Prendre vos médicaments n’est pas un luxe. C’est une nécessité. Et vous n’êtes pas seul. Des millions de personnes traversent la même épreuve. Mais il y a des solutions. Il suffit de les chercher - et de les demander.

Pourquoi les médicaments sont-ils si chers aux États-Unis ?

Les prix des médicaments aux États-Unis sont les plus élevés au monde, car les laboratoires fixent eux-mêmes les tarifs sans contrôle public. Contrairement à d’autres pays, le gouvernement américain ne négocie pas les prix pour Medicare ou les assurances privées. Les médicaments de marque, comme l’insuline ou les traitements contre le cancer, peuvent coûter des centaines de fois plus cher qu’en Europe ou au Canada, même si leur production est identique.

Puis-je obtenir de l’aide même si j’ai une assurance ?

Oui. Même avec une assurance, vous pouvez avoir un ticket modérateur élevé, une franchise non atteinte ou un médicament hors liste. Les programmes d’aide des fabricants, GoodRx, et Extra Help (pour Medicare) sont conçus pour les personnes qui paient encore trop cher malgré leur couverture. L’assurance ne protège pas toujours du coût réel.

Les génériques sont-ils aussi efficaces que les médicaments de marque ?

Oui. Les génériques contiennent le même ingrédient actif, à la même dose, et sont approuvés par la FDA comme étant aussi sûrs et efficaces que les médicaments de marque.
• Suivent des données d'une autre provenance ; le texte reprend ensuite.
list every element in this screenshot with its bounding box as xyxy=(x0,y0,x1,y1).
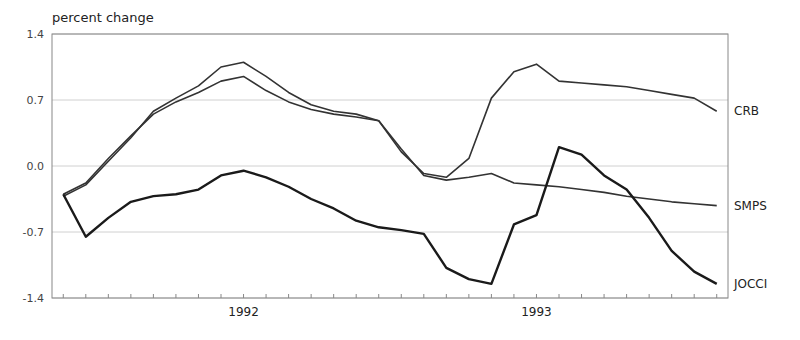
y-tick-label: -0.7 xyxy=(23,226,44,239)
grid-line xyxy=(52,100,728,101)
x-tick xyxy=(716,294,717,298)
x-tick xyxy=(333,294,334,298)
x-tick xyxy=(175,294,176,298)
lines xyxy=(63,62,716,284)
x-tick xyxy=(423,294,424,298)
x-tick xyxy=(63,294,64,298)
series-line xyxy=(63,147,716,284)
grid-line xyxy=(52,166,728,167)
x-tick xyxy=(311,294,312,298)
plot-frame xyxy=(52,34,728,298)
series-line xyxy=(63,62,716,196)
chart: percent change -1.4 -0.7 0.0 0.7 1.4 1992 1993 C… xyxy=(0,0,800,340)
y-tick-label: 0.7 xyxy=(27,94,45,107)
x-tick xyxy=(626,294,627,298)
x-tick xyxy=(153,294,154,298)
x-tick xyxy=(243,294,244,298)
series-label: JOCCI xyxy=(733,277,767,291)
x-tick xyxy=(536,294,537,298)
x-tick xyxy=(671,294,672,298)
grid-line xyxy=(52,232,728,233)
x-tick xyxy=(221,294,222,298)
x-tick xyxy=(581,294,582,298)
x-tick xyxy=(108,294,109,298)
x-tick xyxy=(604,294,605,298)
x-tick xyxy=(649,294,650,298)
x-tick xyxy=(401,294,402,298)
series-label: SMPS xyxy=(734,199,767,213)
x-tick xyxy=(288,294,289,298)
title: percent change xyxy=(52,10,154,25)
y-tick-label: 0.0 xyxy=(27,160,45,173)
y-tick-label: -1.4 xyxy=(23,292,44,305)
x-tick xyxy=(491,294,492,298)
x-tick xyxy=(378,294,379,298)
x-tick-label: 1992 xyxy=(228,305,259,319)
x-tick xyxy=(266,294,267,298)
y-tick-label: 1.4 xyxy=(27,28,45,41)
x-tick-label: 1993 xyxy=(521,305,552,319)
x-tick xyxy=(356,294,357,298)
series-label: CRB xyxy=(734,104,759,118)
x-tick xyxy=(198,294,199,298)
x-tick xyxy=(513,294,514,298)
x-tick xyxy=(559,294,560,298)
x-tick xyxy=(468,294,469,298)
x-tick xyxy=(694,294,695,298)
x-tick xyxy=(446,294,447,298)
x-tick xyxy=(85,294,86,298)
x-tick xyxy=(130,294,131,298)
series-line xyxy=(63,76,716,205)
La seule différence est le prix - souvent 80 à 90 % moins cher. Si votre médecin vous prescrit un médicament de marque, demandez s’il existe un générique équivalent.
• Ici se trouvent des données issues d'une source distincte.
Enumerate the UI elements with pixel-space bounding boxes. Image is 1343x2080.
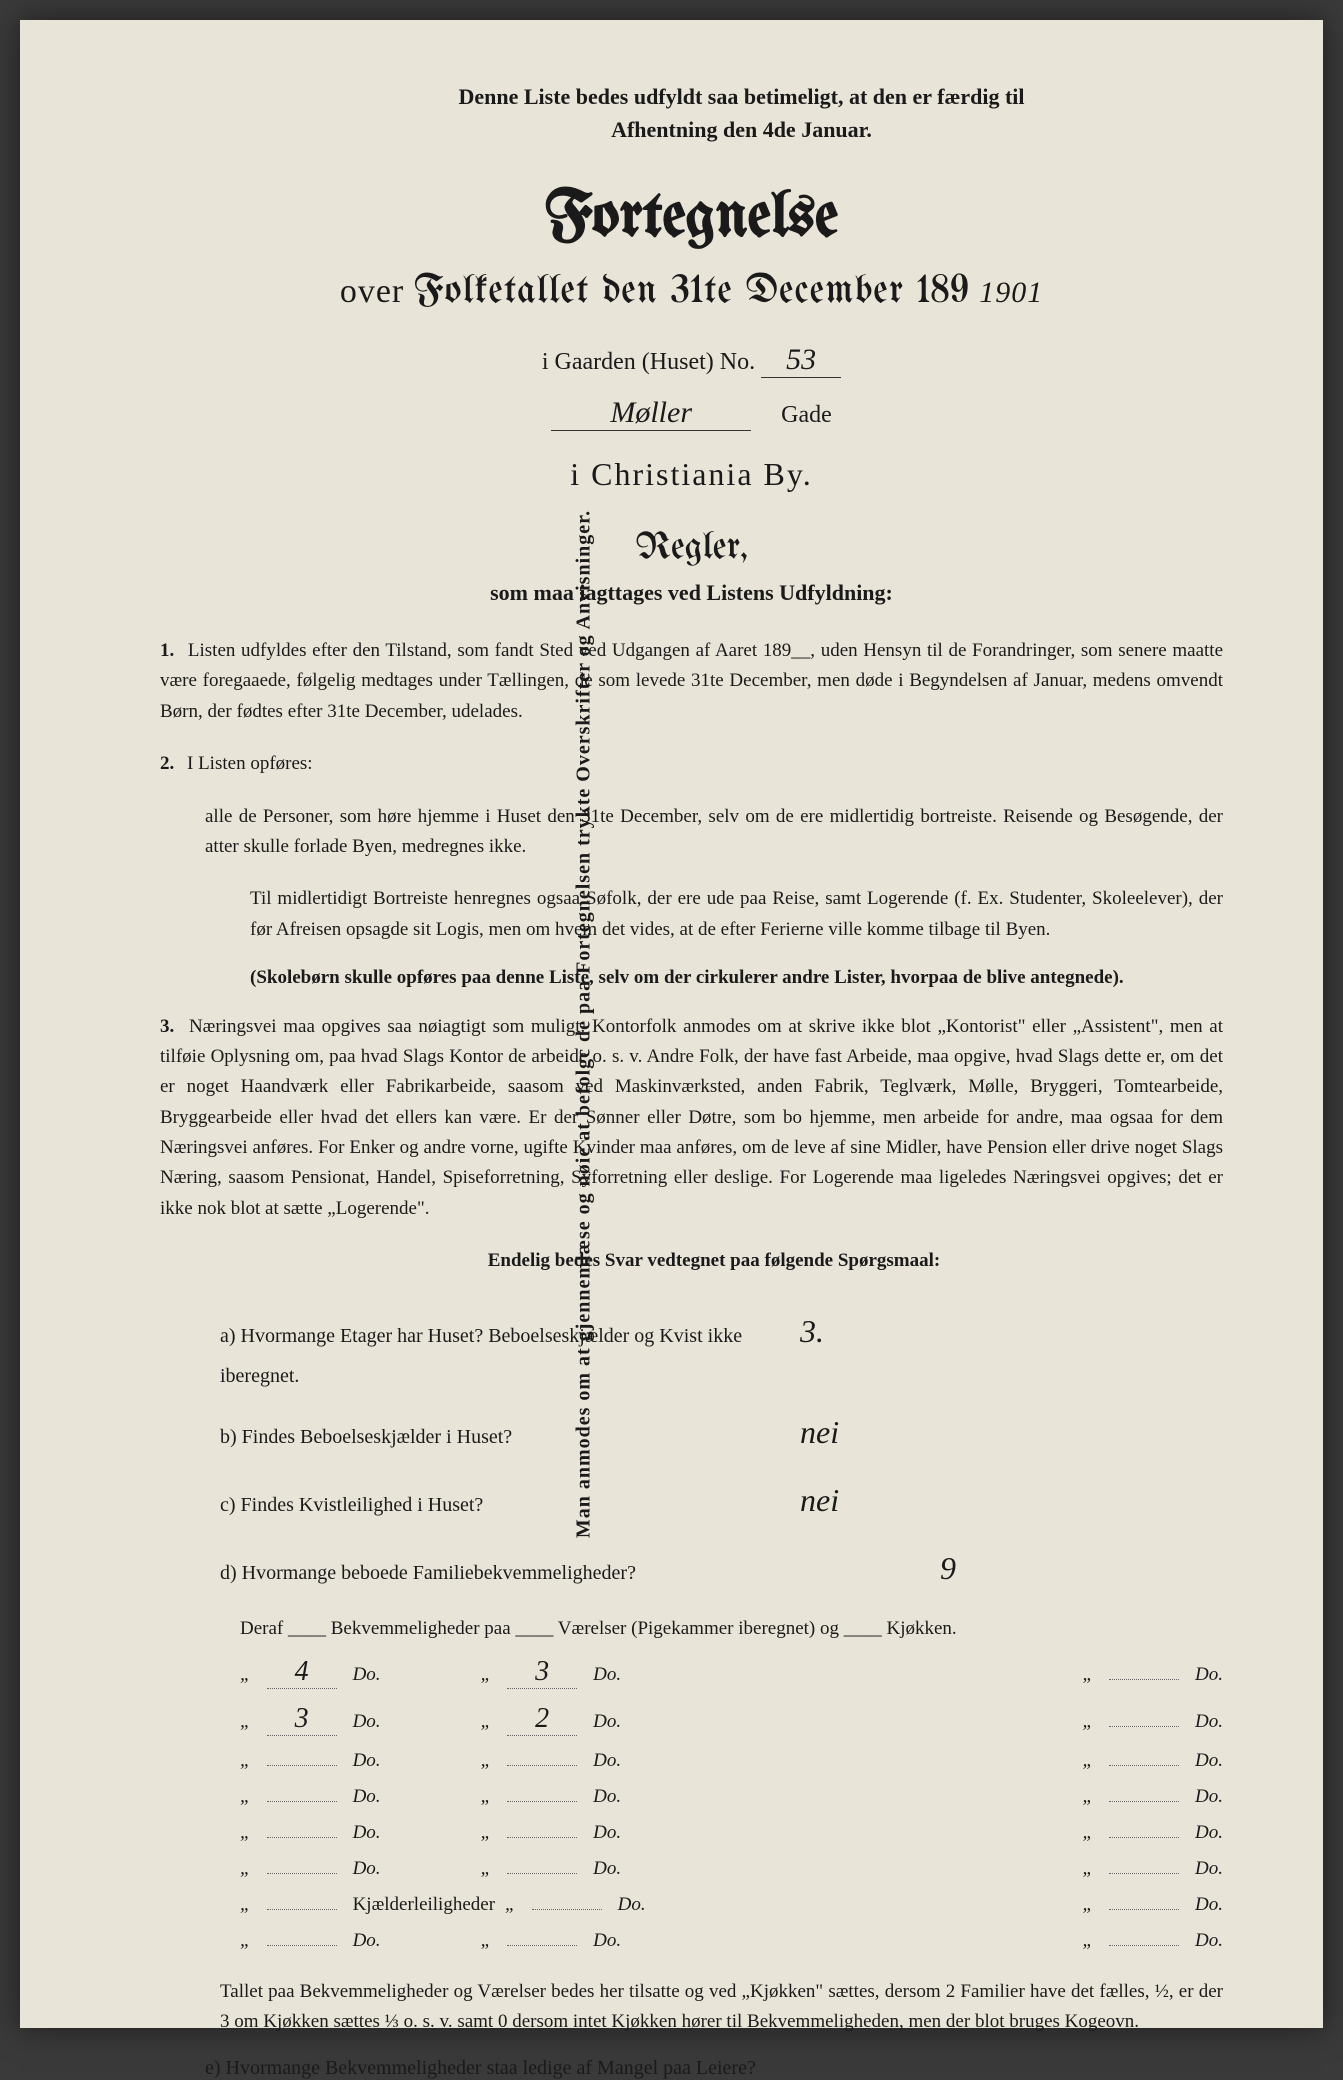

Que faire si mon médecin refuse de changer de médicament ?

Si votre médecin ne veut pas changer, demandez une seconde opinion. Vous pouvez aussi demander à votre pharmacien d’envoyer une demande de « prior authorization » à votre assurance pour justifier un changement. Certains médicaments coûteux peuvent être remplacés par des alternatives moins chères sans compromettre l’efficacité. Votre santé mérite d’être défendue.
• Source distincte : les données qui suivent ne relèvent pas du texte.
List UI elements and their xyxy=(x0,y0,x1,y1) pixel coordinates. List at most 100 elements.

Les programmes d’aide prennent-ils beaucoup de temps ?

La plupart prennent moins de 15 minutes à remplir. Certains peuvent prendre 2 à 4 semaines pour être traités, mais certains laboratoires proposent une aide immédiate avec des échantillons ou des coupons de 30 jours en attendant. Ne laissez pas la peur du temps vous empêcher de demander. Votre vie en dépend.